The stranger’s torso was muscular and well-toned and tanned, his upper arms were shaped and ripped: Colours watched on as he secured the lengths of flex to the wooden bedposts. Pulling and tugging at the flex several times to make sure the knots were tight and would hold fast.
Colours laid herself upon the bed, manoeuvring into the centre: she outstretched her arms towards the posts behind her head: she flinched as the plastic knots tightened upon her wrists: she glanced up into his face, seeing clearly for the first time, the deep-green morose of his eyes: a fractional streak of sympathy dashed through her mind, at the sadness, at the sense of loss within his eyes: but this sentiment evaporated quickly as the stranger walked around to the front of the bed: he undressed himself further and then moved onto the bed and began kissing Colours ankles and then the kisses moved up her legs: he gently pulled at her thin panties and removed them: she pulled back her legs and closed her eyes, braced herself and waited.
For several minutes she could hear him furiously masturbating as he knelt between her parted knees: Colours heard his breathing become erratic and fast, leaping in short gasps and hushed whispers of a name that Colours could not hear and then he entered her.
Aggression pumped through his being and his movements were fierce and hard and for Colours the pain erupted as he his large smooth hands forced her legs further apart and the flex tightened: Colours was a professional and she began writhing and moaning and whimpering and this increased his viciousness and he moaned as if in agony: moments before he climaxed, he withdrew and directed his discharge over Colours breasts.
Then quietness again: Colours could hear his breathing slow and quieten down: she felt almost afraid to open her eyes, it felt safer with them closed.
He was to take Colours twice more, in exactly the same way, same ritual: he remained mostly silent and each time since their first encounter, nothing at all has altered and this itself became a frame of safety.
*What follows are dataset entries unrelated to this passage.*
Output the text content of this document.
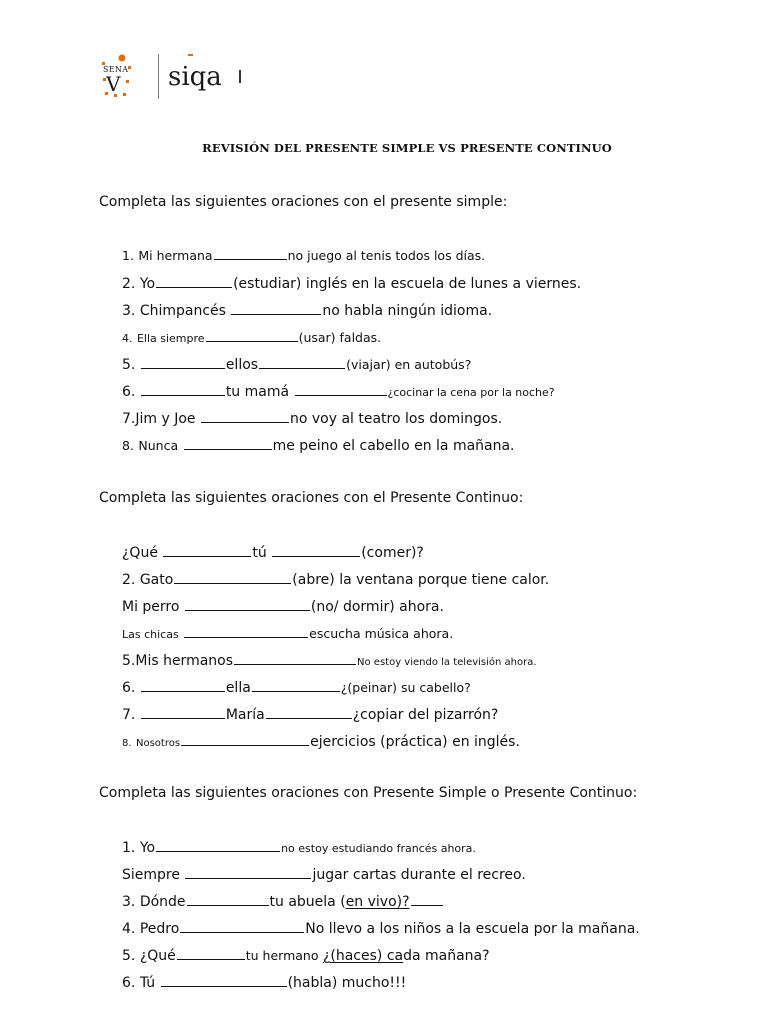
SENA
V siqa
REVISIÓN DEL PRESENTE SIMPLE VS PRESENTE CONTINUO
Completa las siguientes oraciones con el presente simple:
1. Mi hermana	no juego al tenis todos los días.
2. Yo	(estudiar) inglés en la escuela de lunes a viernes.
3. Chimpancés	no habla ningún idioma.
4. Ella siempre	(usar) faldas.
5.	ellos	(viajar) en autobús?
6.	tu mamá	¿cocinar la cena por la noche?
7.Jim y Joe	no voy al teatro los domingos.
8. Nunca	me peino el cabello en la mañana.
Completa las siguientes oraciones con el Presente Continuo:
¿Qué	tú	(comer)?
2. Gato	(abre) la ventana porque tiene calor.
Mi perro	(no/ dormir) ahora.
Las chicas	escucha música ahora.
5.Mis hermanos	No estoy viendo la televisión ahora.
6.	ella	¿(peinar) su cabello?
7.	María	¿copiar del pizarrón?
8. Nosotros	ejercicios (práctica) en inglés.
Completa las siguientes oraciones con Presente Simple o Presente Continuo:
1. Yo	no estoy estudiando francés ahora.
Siempre	jugar cartas durante el recreo.
3. Dónde	tu abuela (en vivo)?
4. Pedro	No llevo a los niños a la escuela por la mañana.
5. ¿Qué	tu hermano ¿(haces) cada mañana?
6. Tú	(habla) mucho!!!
As with the initial two hours: after he had taken her the first time, he moved from the bed and stood in the centre of the room for twenty minutes, gazing toward the window: ‘Again’ he said softly as he picked up her panties, sliding them back on Colours before he began kissing her ankles and continued to replicate what had happened previously.
After the third time he had taken Colours: without hesitation he began to quickly dress, which he did with a great deal of care and attention and after checking his reflection in the dusty mirror, he then untied the flex and wove the strips around his belt.
Colours instantly felt the relief and the blood rushing into her wrists as her hands dropped onto the bed: her fingers tingled and were stiff for several minutes as she reached for her items of clothing upon the floor. She found some paper tissue in the bedside cabinet and wiped her chest clean: She heard the stranger speak but his voice was so low she was unable to hear the words.
He moved towards the bed and cabinet and picked up the handgun, replacing it within his jacket and then moved towards the door: he looked back at Colours, who was looking and smiling at him: he nodded his head and opened the door, stepped out, closed the door and was gone.
Colours sat on the bed, listening to his footsteps fade into nothingness, fade into the night, into the world, into her mind, into her world: she picked up the money and laughed gently and then she left the room, dropping the key and some cash to the creep who hung about in the lobby.